Another awesome plug-in for Vim, from the creator of pathogen.vim and surround.vim. It’s also the most popular Vim plug-in on VimAwesome. This Git wrapper adds a ton of functionality to your Vim editor and makes your life easier when working with Git as you’ll never have to leave Vim to check for file changes, status, push and pull commits …etc.

To install fugitive.vim on Gentoo Linux, simply run:

emerge --sync && emerge -av app-vim/fugitive



3.12- vim-gitgutter

A pretty useful plug-in alongside fugitive, it shows you a git diff in the gutter to right next to your line numbers.
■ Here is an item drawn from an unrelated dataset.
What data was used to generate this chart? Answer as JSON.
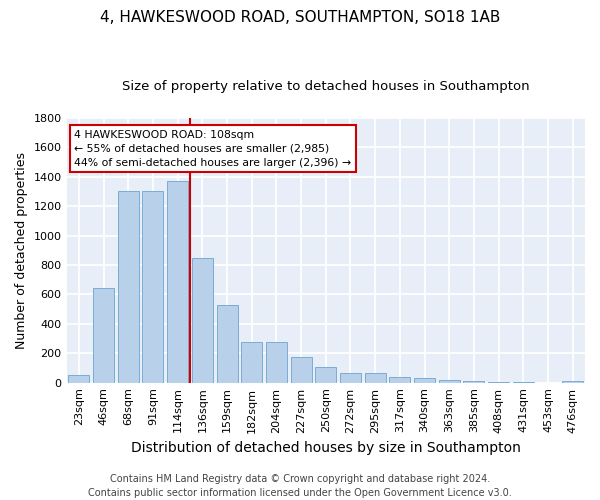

You can easily recognize added, modified and removed lines.

To install vim-gitgutter on Gentoo Linux, simply run:

emerge --sync && emerge -av app-vim/gitgutter


gitgutter should be automatically enabled when you edit a file in a git repository.

4 Comments

abarch

02/11/2017


nice

DOTSLASHLINUX

02/11/2017


@abarch, thanks!

Lucas

09/12/2017


Gentoo without a vim plugin manager. Your post exposes the best, good job!

DOTSLASHLINUX

09/12/2017


@Lucas, thanks for your positive feedback, glad you liked the article!